Energy vs. economic output
Figure 1: Natural carbon pools vs. anthropogenic carbon dioxide emissions. Emissions are shown in blocks of 600 gigatons, that being 100 times the quantity currently emitted each year as a result of human activity. For further explanation, see the caption to Figure 2 in Ziock et al. from which this figure is taken.

Eighty-five percent of the energy used worldwide is obtained through the combustion of fossil fuels: coal, oil and gas. The consequent rate of carbon dioxide emission to the atmosphere exceeds by a factor of three the rate of absorption by vegetation, soils and the ocean (1). Thus, if emissions attributable to human activity were to remain at the present rate, the atmospheric concentration of carbon dioxide would continue to rise, initially at a rate of about 2 parts per million per year, but slowing as the rate of absorption increased with the increase in atmospheric concentration until an equilibrium concentration were reached.
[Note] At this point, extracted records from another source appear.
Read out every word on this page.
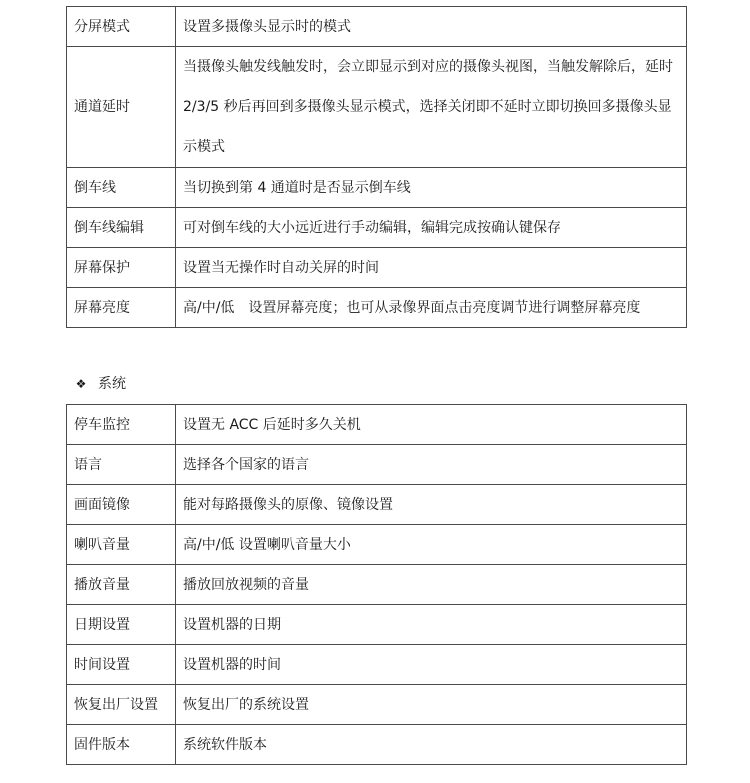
分屏模式	设置多摄像头显示时的模式
通道延时	当摄像头触发线触发时，会立即显示到对应的摄像头视图，当触发解除后，延时 2/3/5 秒后再回到多摄像头显示模式，选择关闭即不延时立即切换回多摄像头显示模式
倒车线	当切换到第 4 通道时是否显示倒车线
倒车线编辑	可对倒车线的大小远近进行手动编辑，编辑完成按确认键保存
屏幕保护	设置当无操作时自动关屏的时间
屏幕亮度	高/中/低　设置屏幕亮度；也可从录像界面点击亮度调节进行调整屏幕亮度
❖ 系统
停车监控	设置无 ACC 后延时多久关机
语言	选择各个国家的语言
画面镜像	能对每路摄像头的原像、镜像设置
喇叭音量	高/中/低 设置喇叭音量大小
播放音量	播放回放视频的音量
日期设置	设置机器的日期
时间设置	设置机器的时间
恢复出厂设置	恢复出厂的系统设置
固件版本	系统软件版本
Models show that if current carbon dioxide emissions were reduced by two-thirds, atmospheric carbon dioxide concentration would not stabilize until reaching twice the preindustrial concentration.

World population and economic output per capita are both increasing. Moreover, energy use and economic output are tightly linked (Figure 2), which means that both world energy use and carbon dioxide emissions are increasing rapidly. The climatic consequences cannot be estimated with certainty, but if an increasing rate of atmospheric carbon dioxide emissions is maintained for a number of decades, there will be a manyfold increase in the equilibrium atmospheric carbon dioxide concentration, which is likely to have major impacts on both climate and ecosystems. It might also significantly influence human performance.
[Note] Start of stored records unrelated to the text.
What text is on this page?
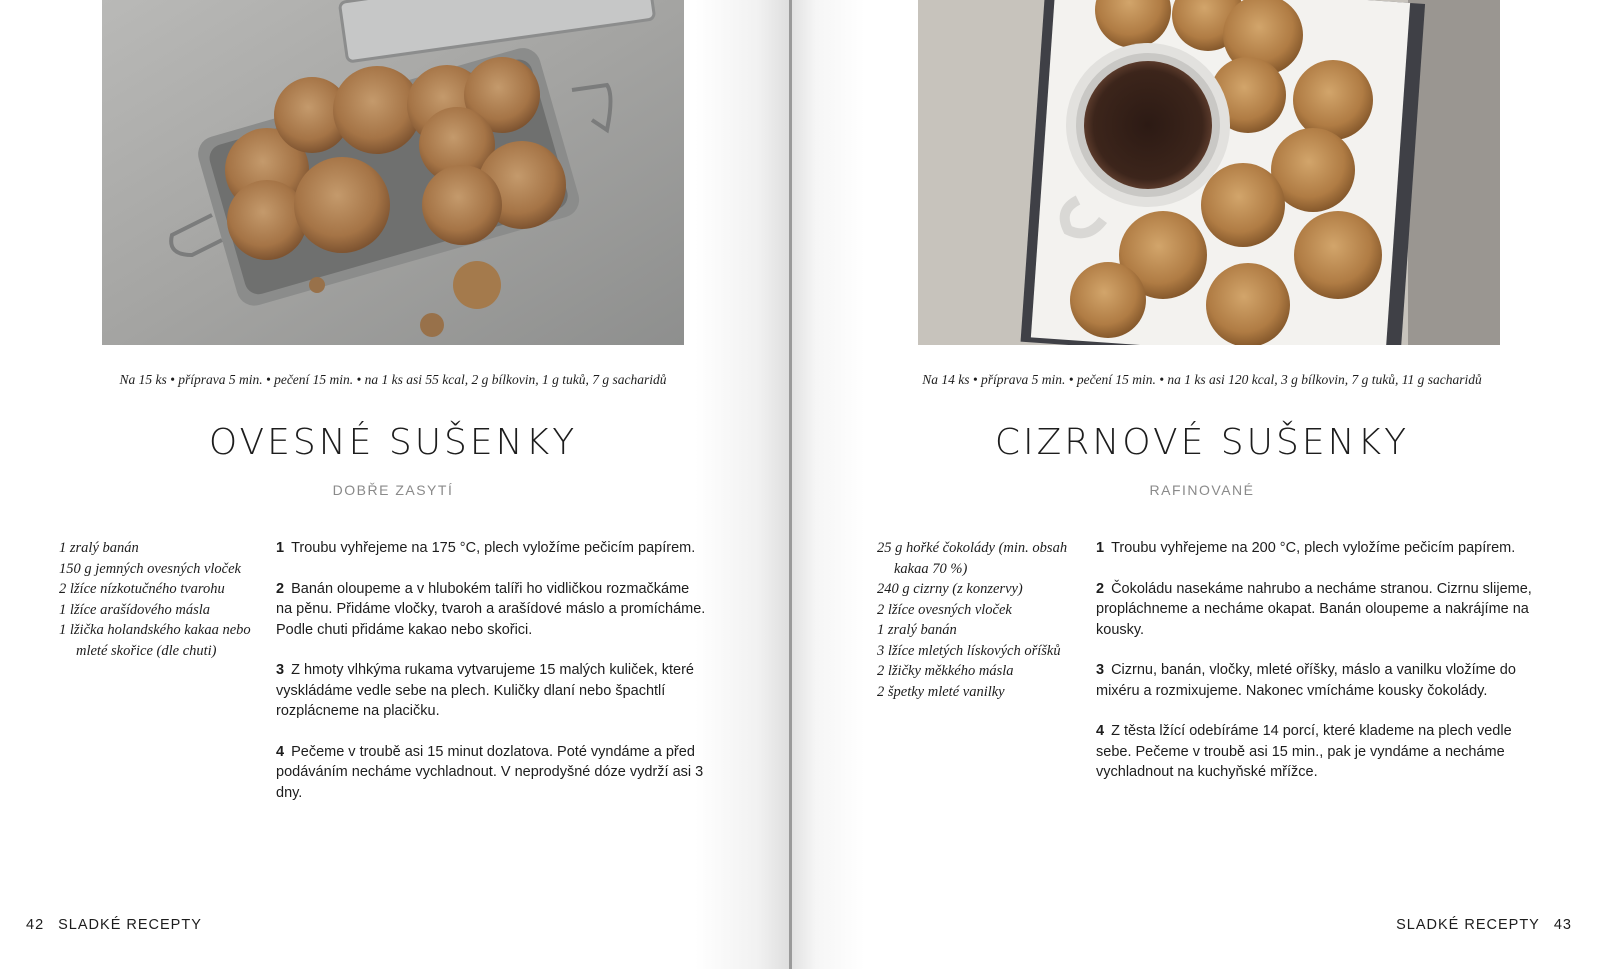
Na 15 ks • příprava 5 min. • pečení 15 min. • na 1 ks asi 55 kcal, 2 g bílkovin, 1 g tuků, 7 g sacharidů
OVESNÉ SUŠENKY
DOBŘE ZASYTÍ
1 zralý banán
150 g jemných ovesných vloček
2 lžíce nízkotučného tvarohu
1 lžíce arašídového másla
1 lžička holandského kakaa nebo mleté skořice (dle chuti)
1 Troubu vyhřejeme na 175 °C, plech vyložíme pečicím papírem.
2 Banán oloupeme a v hlubokém talíři ho vidličkou rozmačkáme na pěnu. Přidáme vločky, tvaroh a arašídové máslo a promícháme. Podle chuti přidáme kakao nebo skořici.
3 Z hmoty vlhkýma rukama vytvarujeme 15 malých kuliček, které vyskládáme vedle sebe na plech. Kuličky dlaní nebo špachtlí rozplácneme na placičku.
4 Pečeme v troubě asi 15 minut dozlatova. Poté vyndáme a před podáváním necháme vychladnout. V neprodyšné dóze vydrží asi 3 dny.
42 SLADKÉ RECEPTY
Na 14 ks • příprava 5 min. • pečení 15 min. • na 1 ks asi 120 kcal, 3 g bílkovin, 7 g tuků, 11 g sacharidů
CIZRNOVÉ SUŠENKY
RAFINOVANÉ
25 g hořké čokolády (min. obsah kakaa 70 %)
240 g cizrny (z konzervy)
2 lžíce ovesných vloček
1 zralý banán
3 lžíce mletých lískových oříšků
2 lžičky měkkého másla
2 špetky mleté vanilky
1 Troubu vyhřejeme na 200 °C, plech vyložíme pečicím papírem.
2 Čokoládu nasekáme nahrubo a necháme stranou. Cizrnu slijeme, propláchneme a necháme okapat. Banán oloupeme a nakrájíme na kousky.
3 Cizrnu, banán, vločky, mleté oříšky, máslo a vanilku vložíme do mixéru a rozmixujeme. Nakonec vmícháme kousky čokolády.
4 Z těsta lžící odebíráme 14 porcí, které klademe na plech vedle sebe. Pečeme v troubě asi 15 min., pak je vyndáme a necháme vychladnout na kuchyňské mřížce.
SLADKÉ RECEPTY 43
Energy vs. economic output
Figure 2: Per capita economic output versus energy consumption (From Ziock et al.)

To prevent a harmful accumulation of atmospheric carbon dioxide without curbing world economic growth, one or more of the following conditions must be met: (i) economic output per unit of energy consumed must increase faster than total economic output; (ii) fossil fuels must be largely replaced by alternative energy sources; or (iii) carbon dioxide produced in the combustion of fossil fuels must be sequestered from the atmosphere.
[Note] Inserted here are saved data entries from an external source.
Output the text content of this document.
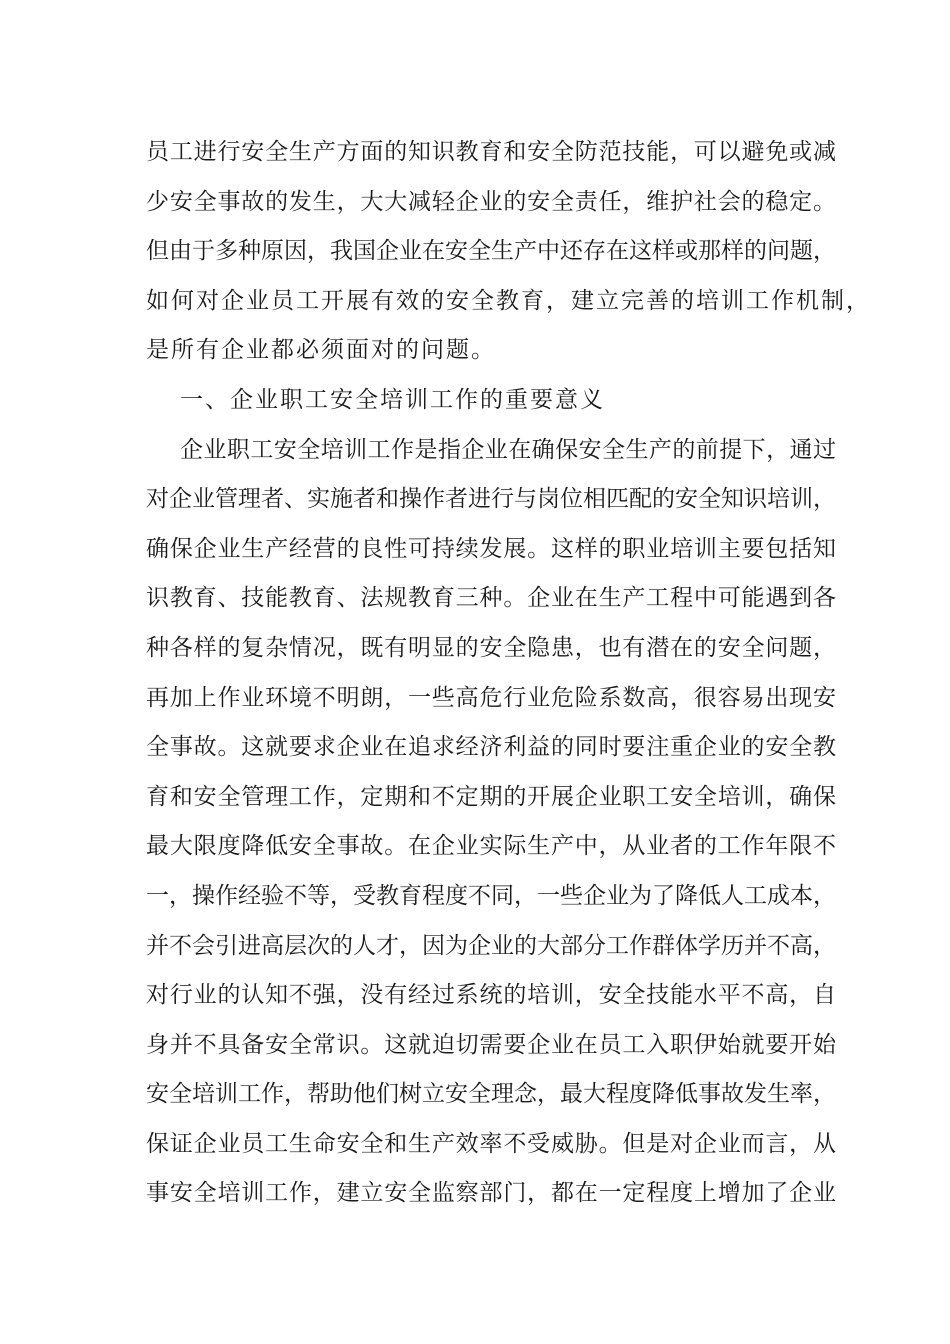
员工进行安全生产方面的知识教育和安全防范技能，可以避免或减
少安全事故的发生，大大减轻企业的安全责任，维护社会的稳定。
但由于多种原因，我国企业在安全生产中还存在这样或那样的问题，
如何对企业员工开展有效的安全教育，建立完善的培训工作机制，
是所有企业都必须面对的问题。
一、企业职工安全培训工作的重要意义
企业职工安全培训工作是指企业在确保安全生产的前提下，通过
对企业管理者、实施者和操作者进行与岗位相匹配的安全知识培训，
确保企业生产经营的良性可持续发展。这样的职业培训主要包括知
识教育、技能教育、法规教育三种。企业在生产工程中可能遇到各
种各样的复杂情况，既有明显的安全隐患，也有潜在的安全问题，
再加上作业环境不明朗，一些高危行业危险系数高，很容易出现安
全事故。这就要求企业在追求经济利益的同时要注重企业的安全教
育和安全管理工作，定期和不定期的开展企业职工安全培训，确保
最大限度降低安全事故。在企业实际生产中，从业者的工作年限不
一，操作经验不等，受教育程度不同，一些企业为了降低人工成本，
并不会引进高层次的人才，因为企业的大部分工作群体学历并不高，
对行业的认知不强，没有经过系统的培训，安全技能水平不高，自
身并不具备安全常识。这就迫切需要企业在员工入职伊始就要开始
安全培训工作，帮助他们树立安全理念，最大程度降低事故发生率，
保证企业员工生命安全和生产效率不受威胁。但是对企业而言，从
事安全培训工作，建立安全监察部门，都在一定程度上增加了企业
Although economic output per unit of energy consumed shows a long-term upward trend, the improvement currently fails to match the increase in total output (2). There is widespread interest and significant investment in the development of non-fossil energy sources, but without large-scale adoption of nuclear power, fossil fuels are likely to supply the bulk of the world's energy needs for the foreseeable future. Achieving condition (iii), i.e., preventing a substantial proportion of the carbon dioxide from fossil fuel use entering the atmosphere may, therefore, be the best hope for preventing environmental catastrophe without economic stagnation.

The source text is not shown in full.